Peu de temps après sa libération en 2004, la femme d’Abdelrazik paya un billet d’avion pour le ramener au Canada. Mais Air Canada et Lufthansa refusèrent de lui accorder un billet, car tout juste après son voyage au Soudan en 2003, le nom d’Abdelrazik avait été placé sur une liste d’interdiction de vol, vraisemblablement à la demande du gouvernement canadien.

Après sa première incarcération, le gouvernement soudanais offrit de rapatrier Abdelrazik sur un avion privé, mais le gouvernement canadien fit échouer le projet en refusant de défrayer les coûts.

La question des coûts n’est qu’une excuse flagrante. A maintes occasions depuis l’été 2004, des avions du gouvernement du Canada se sont rendus au Soudan pour des voyages officiels de représentants canadiens, y compris le premier ministre libéral Paul Martin en 2004 et le ministre conservateur des Affaires étrangères Maxime Bernier en 2008. Mais Ottawa a toujours refusé d’offrir une place de retour pour le citoyen canadien Abdelrazik. (Au contraire, Ottawa a accordé un traitement entièrement différent à Brenda Martin, une femme canadienne qui avait été emprisonnée à Mexico pour sa participation prétendue dans une arnaque. Le gouvernement conservateur avait fait pression pour que Martin soit rapatriée au Canada et avait affrété un jet pour la ramener au pays.)

Dans une tentative d’effacer ses traces, le gouvernement canadien a répété plusieurs fois qu’il donnerait les documents nécessaires à un voyage d’Abdelrazik s’il pouvait trouver une compagnie aérienne acceptant de le ramener au Canada malgré que son nom se trouve sur la liste des individus interdits de vol sur laquelle l’a mis l’administration le jour même où il était libéré de son deuxième emprisonnement au Soudan.

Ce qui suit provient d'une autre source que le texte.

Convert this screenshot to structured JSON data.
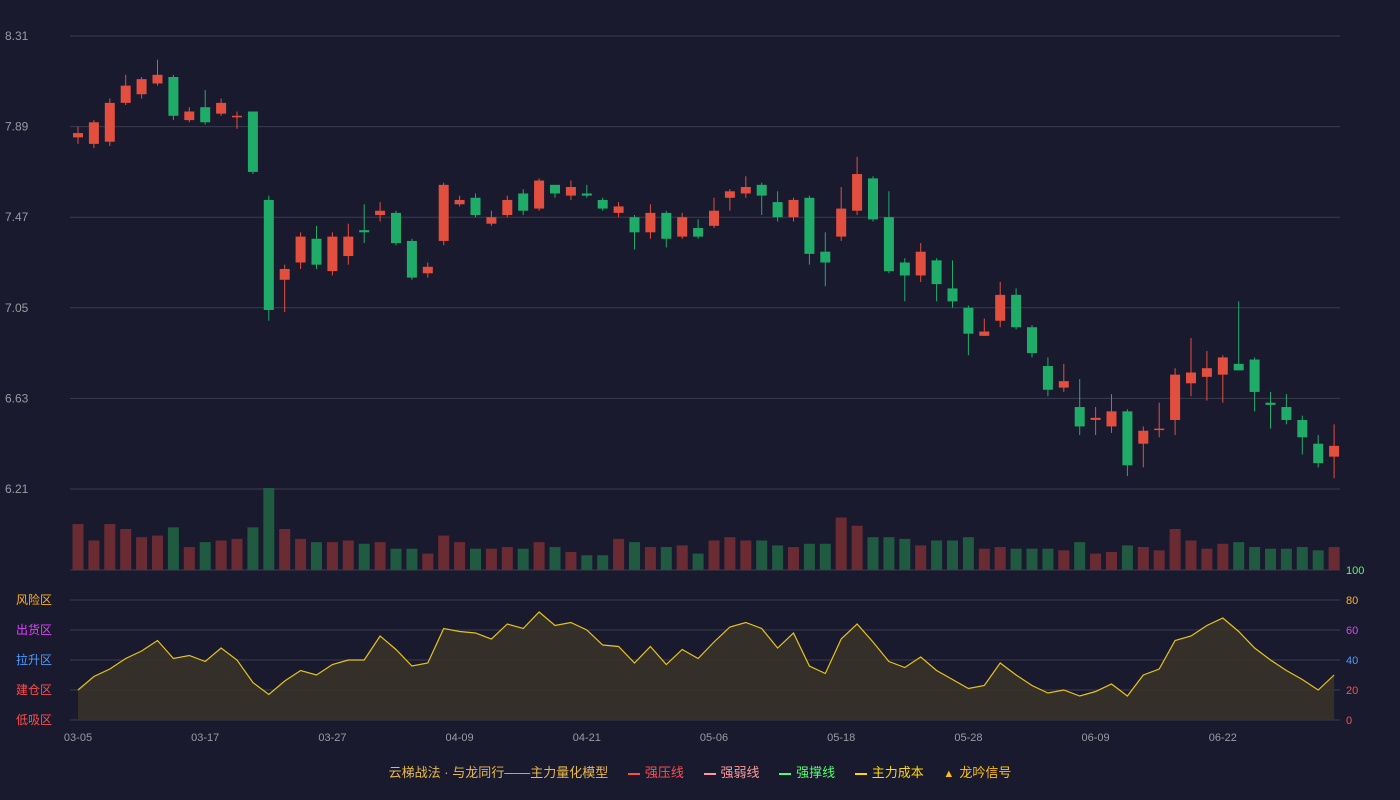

Mais le gouvernement a refusé de le faire après qu’Etihad Airway eut accepté de le prendre sur son vol vers Toronto du 15 septembre 2008.

Le gouvernement, avisé trois semaines à l’avance du vol, a écrit le 26 septembre à l’avocat d’Abdelrazik au Canada, onze jours après la date prévue du départ, que « les problèmes n’avaient pu être résolus à temps pour permettre le voyage de votre client le 15 septembre ».

Et si la voie des airs lui est bloquée, il ne peut sortir du Soudan et emprunter la voie maritime faute d’avoir un passeport valide (son passeport est échu lors de son premier emprisonnement), parce que le gouvernement canadien refuse de lui émettre un.

Redéfinition des droits de citoyenneté

Les droits fondamentaux de citoyenneté d’Abdelrazik ont été violés, et cela, sur la base d’allégations que le gouvernement sait très bien qu’elles ne tiendraient pas la route dans une cour. Autrement, il chercherait à obtenir son extradition vers le Canada, pas à l’exiler.

Dans ce processus, le gouvernement canadien a redéfini en catimini les droits de citoyenneté.

Que cela soit fait en apparence sous la pression des Etats-Unis ne le rend pas moins pernicieux.

Un document secret préparé par les agences d’espionnage canadiennes et des responsables de la sécurité de Transports Canada en avril dernier et qu’a obtenu le Globe and Mail disait : « Des responsables de haut niveau du gouvernement canadien doivent être conscients de la réaction possible de nos contreparties américaines si Abdelrazik devait revenir au Canada étant donné qu’il se trouve sur la liste des individus interdits de vol. »

« La continuation de la coopération entre le Canada et les Etats-Unis sur les questions de sécurité est vitale. »

De plus, il ne faut pas oublié que si Abdelrazik se trouve aujourd’hui pris au Soudan, ce n’est que parce que les autorités canadiennes ont incité le Soudan à l’arrêter et ont été complices de sa longue détention sans accusation et de sa torture.

Depuis juillet 2005, lorsqu’il a été libéré de sa deuxième incarcération, jusqu’au printemps Abdelrazik a vécu comme un apatride à Khartoum, forcé par les autorités soudanaises de revenir toutes les nuits dans une maison sous la supervision de la police. A cause de la publicité qui a été donnée à cette affaire, Abdelrazik a pu forcer les autorités canadiennes à lui offrir une forme de refuge dans l’ambassade canadienne à Khartoum. Mais, selon la presse, il y est traité comme un prisonnier. Pendant des semaines, le personnel de l’ambassade a même refusé de lui adresser la parole.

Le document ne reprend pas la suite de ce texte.